STRATEGIC ASSESSMENT. Last week, an earthquake struck the Indonesian island of Java, leaving at least 321 people dead and roughly 2,000 others injured. The disaster damaged over 62,000 homes and displaced more than 73,000 people, per the Agence France-Presse.
But all this catastrophic damage occurred despite the disaster only registering at a magnitude of 5.6—which, “in the scheme of things, is just not a huge earthquake,” Susan Hough, a seismologist with the United States Geological Survey, tells the Washington Post’s Carolyn Y. Johnson. “There’s lots of faults that can produce an earthquake that big.”

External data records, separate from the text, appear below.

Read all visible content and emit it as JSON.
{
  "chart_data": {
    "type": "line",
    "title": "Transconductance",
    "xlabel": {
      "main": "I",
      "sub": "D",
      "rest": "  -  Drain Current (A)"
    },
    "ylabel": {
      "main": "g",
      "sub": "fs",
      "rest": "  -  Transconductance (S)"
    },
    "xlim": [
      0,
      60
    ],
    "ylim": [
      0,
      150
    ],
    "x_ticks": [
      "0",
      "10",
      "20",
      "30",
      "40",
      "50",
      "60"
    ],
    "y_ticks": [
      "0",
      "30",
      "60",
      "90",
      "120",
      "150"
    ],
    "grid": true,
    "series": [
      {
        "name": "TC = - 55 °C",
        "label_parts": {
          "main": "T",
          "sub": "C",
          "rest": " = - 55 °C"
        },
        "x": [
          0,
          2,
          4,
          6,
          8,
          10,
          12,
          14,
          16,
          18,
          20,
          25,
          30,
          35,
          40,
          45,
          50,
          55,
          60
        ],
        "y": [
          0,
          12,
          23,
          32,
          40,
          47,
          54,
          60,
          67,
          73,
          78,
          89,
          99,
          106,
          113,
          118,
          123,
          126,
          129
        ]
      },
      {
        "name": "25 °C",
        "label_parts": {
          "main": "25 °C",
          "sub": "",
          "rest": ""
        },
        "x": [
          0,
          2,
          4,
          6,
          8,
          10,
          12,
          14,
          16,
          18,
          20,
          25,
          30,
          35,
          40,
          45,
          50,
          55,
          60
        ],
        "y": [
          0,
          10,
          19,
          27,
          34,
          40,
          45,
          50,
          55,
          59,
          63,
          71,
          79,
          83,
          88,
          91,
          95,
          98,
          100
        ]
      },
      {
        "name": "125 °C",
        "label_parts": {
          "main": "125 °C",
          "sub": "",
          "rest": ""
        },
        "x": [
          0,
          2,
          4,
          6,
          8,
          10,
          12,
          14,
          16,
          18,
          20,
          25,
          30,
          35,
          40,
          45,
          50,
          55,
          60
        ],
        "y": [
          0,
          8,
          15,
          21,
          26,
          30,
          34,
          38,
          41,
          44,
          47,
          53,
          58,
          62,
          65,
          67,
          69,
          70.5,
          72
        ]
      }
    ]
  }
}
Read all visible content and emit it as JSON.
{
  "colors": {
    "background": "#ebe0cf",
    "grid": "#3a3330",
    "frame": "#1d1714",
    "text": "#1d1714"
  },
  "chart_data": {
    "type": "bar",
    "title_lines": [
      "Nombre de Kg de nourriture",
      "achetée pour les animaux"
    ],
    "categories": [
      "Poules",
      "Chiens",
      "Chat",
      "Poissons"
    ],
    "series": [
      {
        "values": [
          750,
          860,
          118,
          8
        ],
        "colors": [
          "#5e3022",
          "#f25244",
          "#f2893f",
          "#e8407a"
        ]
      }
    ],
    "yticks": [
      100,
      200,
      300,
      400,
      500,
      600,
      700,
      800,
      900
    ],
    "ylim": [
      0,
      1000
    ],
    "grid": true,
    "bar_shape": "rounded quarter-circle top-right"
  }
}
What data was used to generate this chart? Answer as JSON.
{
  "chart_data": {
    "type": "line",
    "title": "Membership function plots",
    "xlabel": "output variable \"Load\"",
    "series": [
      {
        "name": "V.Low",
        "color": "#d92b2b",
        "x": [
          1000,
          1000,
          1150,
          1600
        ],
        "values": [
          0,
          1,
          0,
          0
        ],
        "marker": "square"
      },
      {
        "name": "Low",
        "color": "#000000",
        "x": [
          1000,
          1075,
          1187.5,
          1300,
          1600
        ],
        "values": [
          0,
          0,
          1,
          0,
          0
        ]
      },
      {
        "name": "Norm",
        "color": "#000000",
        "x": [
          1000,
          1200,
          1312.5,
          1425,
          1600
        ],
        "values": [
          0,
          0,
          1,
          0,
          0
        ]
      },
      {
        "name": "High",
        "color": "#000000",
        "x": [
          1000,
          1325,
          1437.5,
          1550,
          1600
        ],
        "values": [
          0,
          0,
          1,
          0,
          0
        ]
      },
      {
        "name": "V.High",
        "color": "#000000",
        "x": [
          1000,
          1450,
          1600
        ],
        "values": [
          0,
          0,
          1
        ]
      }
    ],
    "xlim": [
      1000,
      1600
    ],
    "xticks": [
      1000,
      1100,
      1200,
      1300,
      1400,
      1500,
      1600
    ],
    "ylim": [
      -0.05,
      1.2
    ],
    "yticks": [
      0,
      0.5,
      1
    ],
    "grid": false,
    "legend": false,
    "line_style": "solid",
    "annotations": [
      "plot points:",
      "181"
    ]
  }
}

One reason why the recent earthquake was so damaging has to do with its location. Its epicenter was just over 6 miles from the surface, writes CNN’s Masrur Jamaluddin and Rhea Mogul. “Even though the earthquake was medium-sized, it [was] close to the surface… and located inland, close to where people live,” Gayatri Marliyani, a geologist at Universitas Gadjah Mada in Indonesia, tells the AP. “The energy was still large enough to cause significant shaking that led to damage.”
The Bank of China Jakarta branch donated IDR200 million on Monday to victims of the Cianjur earthquake in West Java, where BOC provided assistance through the Indonesian Red Cross (PMI).
Authorities in Indonesia are urging religious tolerance, after a conservative Islamist group tore off labels from tents that were donated by a church for survivors of the Cianjur earthquake.
In a Twitter video that went viral on Saturday, a group of people, later identified as members of the conservative Islamic Reformist Movement, were seen removing labels emblazoned with the words “The Reformed Evangelical Church of Indonesia” from the blue tents donated by the church to support survivors of the disaster.
In the video, a man is heard saying “let’s destroy it”, referring to the tents. Another man, wearing a long robe and white cap, can be seen recording while smiling. The removal of the tags underlines the lingering fear of Christianisation in the world’s most populous Muslim majority nation.